Au moment de leur arrivée dans le cadre du premier vol du vaisseau Starliner de Boeing en juin, Sunita Williams et Barry Wilmore ne devaient passer que huit jours à bord de l’ISS.

Avant son lancement et lors de son voyage vers la station, le Starliner a cependant subi plusieurs fuites d’hélium, un gaz utilisé pour alimenter ses propulseurs. Les deux astronautes ont donc dû passer plus de deux mois sur la station spatiale pendant que la NASA et Boeing tentaient de trouver une solution au problème.

Le 24 août, la NASA a finalement annoncé que le Starliner effectuerait une descente en automatique, et donc à vide, et que Sunita Williams et Barry Wilmore reviendraient sur Terre à bord d’un vaisseau spatial SpaceX Dragon.

Les deux astronautes devront donc probablement rester à bord de l’ISS jusqu’en février 2025, soit environ huit mois après leur arrivée, prochaine date à laquelle il est prévu qu’une capsule Dragon redescende sur Terre.

Selon Hadfield, ancien pilote d’essai pour l’armée de l’air et de la marine des États-Unis, il faut toujours s’attendre à des problèmes lors du premier vol d’un engin spatial. L’ancien astronaute confie par ailleurs comprendre pourquoi la NASA a pris des mesures afin d’assurer la sécurité de l’équipage.
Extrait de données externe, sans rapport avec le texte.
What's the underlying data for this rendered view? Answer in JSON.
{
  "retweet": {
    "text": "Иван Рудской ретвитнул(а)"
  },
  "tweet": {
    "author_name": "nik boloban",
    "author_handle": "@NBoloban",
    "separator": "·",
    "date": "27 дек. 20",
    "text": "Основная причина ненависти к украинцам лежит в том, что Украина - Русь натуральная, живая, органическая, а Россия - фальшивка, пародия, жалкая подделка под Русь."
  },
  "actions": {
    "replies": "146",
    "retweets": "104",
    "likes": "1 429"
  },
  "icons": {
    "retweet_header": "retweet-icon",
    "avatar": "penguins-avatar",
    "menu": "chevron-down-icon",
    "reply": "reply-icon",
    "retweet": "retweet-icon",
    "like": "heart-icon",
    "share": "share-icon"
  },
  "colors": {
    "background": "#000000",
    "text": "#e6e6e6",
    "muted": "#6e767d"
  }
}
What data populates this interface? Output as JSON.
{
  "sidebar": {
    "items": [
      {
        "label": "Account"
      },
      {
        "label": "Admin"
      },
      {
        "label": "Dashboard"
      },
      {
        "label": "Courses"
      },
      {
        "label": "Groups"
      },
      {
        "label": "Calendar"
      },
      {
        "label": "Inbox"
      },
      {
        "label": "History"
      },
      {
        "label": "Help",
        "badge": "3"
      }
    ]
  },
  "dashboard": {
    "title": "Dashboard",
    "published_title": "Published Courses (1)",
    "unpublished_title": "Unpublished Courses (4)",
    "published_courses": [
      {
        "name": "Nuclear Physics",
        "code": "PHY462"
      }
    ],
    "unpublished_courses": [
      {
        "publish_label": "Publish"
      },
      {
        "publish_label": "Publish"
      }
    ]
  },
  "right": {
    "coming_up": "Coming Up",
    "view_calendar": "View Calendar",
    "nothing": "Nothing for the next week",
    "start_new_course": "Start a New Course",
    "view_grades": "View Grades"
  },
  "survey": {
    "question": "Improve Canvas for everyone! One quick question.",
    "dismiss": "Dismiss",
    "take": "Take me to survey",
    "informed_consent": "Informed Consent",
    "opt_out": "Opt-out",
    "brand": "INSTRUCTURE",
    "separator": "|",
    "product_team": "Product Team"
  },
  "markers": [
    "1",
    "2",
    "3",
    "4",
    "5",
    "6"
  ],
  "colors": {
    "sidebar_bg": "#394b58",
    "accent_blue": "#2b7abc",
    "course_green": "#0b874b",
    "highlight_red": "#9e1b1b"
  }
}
Les astronautes aiment passer le plus de temps possible dans l’espace. « On s’entraîne pendant des décennies pour avoir l’occasion de passer de longues périodes dans l’espace. Cette situation a transformé leur vol de courte durée en un vol de longue durée. »

Astronauts stuck in space-Sergei Krikalev
Astronauts stuck in space-Valery Polyakov
Gauche: Supérieur:

L'Union soviétique s'est officiellement disloquée en plein milieu de la mission du cosmonaute Sergueï Krikaliov à bord de la station spatiale Mir en 1991, prolongeant son séjour dans l'espace de 150 à 311 jours.

PHOTOGRAPHIE DE Georges DeKeerle, Sygma via Getty Images
Droite: Fond:

Le cosmonaute Valery Poliakov est monté à bord de la station spatiale Mir le 8 janvier 1994 et l'a quittée le 22 mars 1995, établissant un record mondial de 437 jours et 18 heures de temps consécutif passé dans l'espace.

PHOTOGRAPHIE DE NASA

En tant qu’astronautes expérimentés, il est probable que Sunita Williams et Barry Wilmore aient eu une réaction positive en apprenant qu’ils allaient devoir rester plus longtemps là-haut, estime Hadfield, qui écrit désormais des romans à suspense se déroulant sur Terre et dans l’espace.

« À la fin de chacun de mes vols spatiaux, si quelqu’un m’avait annoncé que je devais passer trois mois supplémentaires là-haut, j’aurais été ravi », admet-il.

 

DES RECORDS DE TEMPS PASSÉS DANS L’ESPACE

La NASA insiste sur le fait que, techniquement, Sunita Williams et Barry Wilmore ne sont pas « coincés » dans l’espace, car ils s’attendaient à ce que le premier vol du Starliner soit confronté à de tels problèmes.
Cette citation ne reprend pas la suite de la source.